The Mudcat Café TM
Thread #4255   Message #26967
Posted By: T. in Oklahoma
01-May-98 - 10:44 AM
Thread Name: The demise of Folk Music
Subject: RE: The demise of Folk Music
Roger from Bal'mer:

I agree that merely writing or recording a song doesn't necessarily deprive a song of "folk" status it would otherwise have, by any definition of "folk" which defines a category of music which actually exists in the workaday lives of members of a modern, literate, industrialized society.

The same attention to context, though, requires me to grant at least half a point to Bruce O. In his posting of April 28 he spoke of the needs of the commercial market bringing new versions of songs into being. I'm not sure I would agree with Bruce O. that the commercialized versions are any less (or more) "folk" than the pre-existing versions. But the influence of the commercial market on the evolution of a given piece of music must be taken into account.

The commercial market has been a factor influencing music since the 17th century and perhaps longer. Valid historical questions are (1) whether the commercial market for printed music caused some music to develop differently from how it would have otherwise, and (2) whether the modern mass electronic market creates influences that are new in kind, or only in degree, from the commercial influences of past ages.

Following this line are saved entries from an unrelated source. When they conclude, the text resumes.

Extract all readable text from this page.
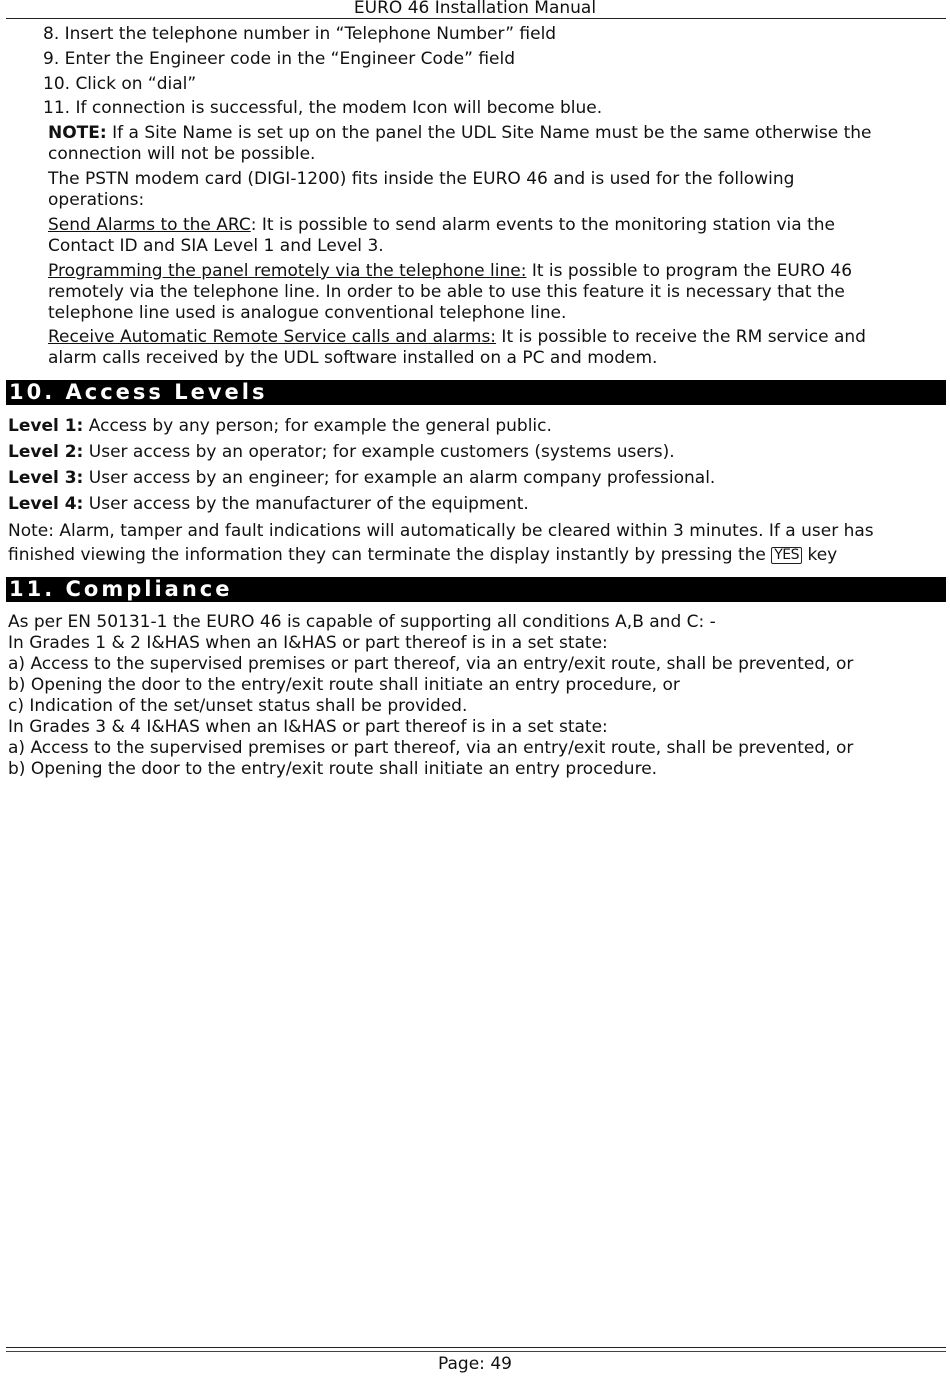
EURO 46 Installation Manual
8. Insert the telephone number in “Telephone Number” field
9. Enter the Engineer code in the “Engineer Code” field
10. Click on “dial”
11. If connection is successful, the modem Icon will become blue.
NOTE: If a Site Name is set up on the panel the UDL Site Name must be the same otherwise the
connection will not be possible.
The PSTN modem card (DIGI-1200) fits inside the EURO 46 and is used for the following
operations:
Send Alarms to the ARC: It is possible to send alarm events to the monitoring station via the
Contact ID and SIA Level 1 and Level 3.
Programming the panel remotely via the telephone line: It is possible to program the EURO 46
remotely via the telephone line. In order to be able to use this feature it is necessary that the
telephone line used is analogue conventional telephone line.
Receive Automatic Remote Service calls and alarms: It is possible to receive the RM service and
alarm calls received by the UDL software installed on a PC and modem.
10. Access Levels
Level 1: Access by any person; for example the general public.
Level 2: User access by an operator; for example customers (systems users).
Level 3: User access by an engineer; for example an alarm company professional.
Level 4: User access by the manufacturer of the equipment.
Note: Alarm, tamper and fault indications will automatically be cleared within 3 minutes. If a user has
finished viewing the information they can terminate the display instantly by pressing the YES key
11. Compliance
As per EN 50131-1 the EURO 46 is capable of supporting all conditions A,B and C: -
In Grades 1 & 2 I&HAS when an I&HAS or part thereof is in a set state:
a) Access to the supervised premises or part thereof, via an entry/exit route, shall be prevented, or
b) Opening the door to the entry/exit route shall initiate an entry procedure, or
c) Indication of the set/unset status shall be provided.
In Grades 3 & 4 I&HAS when an I&HAS or part thereof is in a set state:
a) Access to the supervised premises or part thereof, via an entry/exit route, shall be prevented, or
b) Opening the door to the entry/exit route shall initiate an entry procedure.
Page: 49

A further point this thread may consider is whether a musicological definition of folk music can be offered independent of a sociological definition. So far on this thread I have only given a sociological definition: Folk music is music people use while doing something besides listening to it. My example was singing or listening to a CD while vacuuming the living room. This is not a musicological definition because the same music is "folk" when I listen to it while vacuuming, and "art" music when I listen to it in a concert hall. A little later I tried to define a musical category of one-line, mostly diatonic melody of consistent tonality, but I didn't (and still don't) require the word "folk" be applied to it. Perhaps any musicological definition of "folk" music won't be able to have precise boundaries; perhaps it must be allowed to overlap a great deal with other categories, such as "popular" music.